Raut Sarang S, Acharya Sourya, Kumar Sunil, Wanjari Anil, Bardiya Nidhi A
General Medicine, Jawaharlal Nehru Medical College, Wardha, IND.
Cureus. 2024 Jun 5;16(6):e61732. doi: 10.7759/cureus.61732. eCollection 2024 Jun.

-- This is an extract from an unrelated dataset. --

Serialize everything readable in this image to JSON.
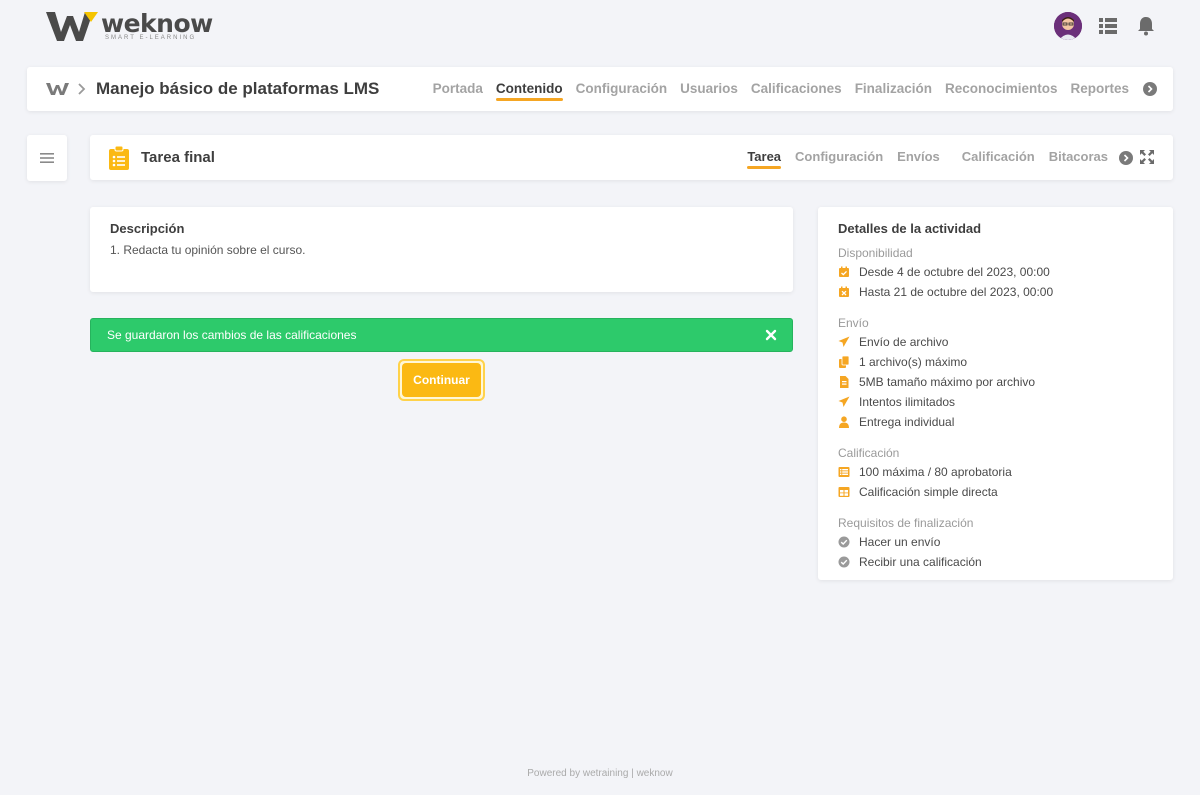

This case report details a rare presentation of diffuse scleroderma, where a 38-year-old female developed hypertensive encephalopathy due to scleroderma renal crisis (SRC). SRC, characterized by sudden severe hypertension and renal failure, poses a life-threatening emergency. The patient's clinical features, including skin changes and abnormalities on nailfold capillaroscopy, facilitated the diagnosis of diffuse scleroderma. Comprehensive diagnostic investigations revealed multisystem involvement. Management involved angiotensin-converting enzyme inhibitors, hydroxychloroquine, and packed red cell transfusions, highlighting a holistic therapeutic approach. This case underscores the importance of recognizing diverse scleroderma manifestations in hypertensive emergencies for timely intervention and improved outcomes.
本病例报告详细介绍了弥漫性硬皮病的一种罕见表现,一名38岁女性因硬皮病肾危象(SRC)发展为高血压脑病。SRC的特征是突然出现严重高血压和肾衰竭,是一种危及生命的急症。患者的临床特征,包括皮肤变化和甲襞毛细血管镜检查异常,有助于弥漫性硬皮病的诊断。全面的诊断性检查显示有多系统受累。治疗包括使用血管紧张素转换酶抑制剂、羟氯喹和浓缩红细胞输注,突出了整体治疗方法。本病例强调了在高血压急症中认识到硬皮病多种表现形式对于及时干预和改善预后的重要性。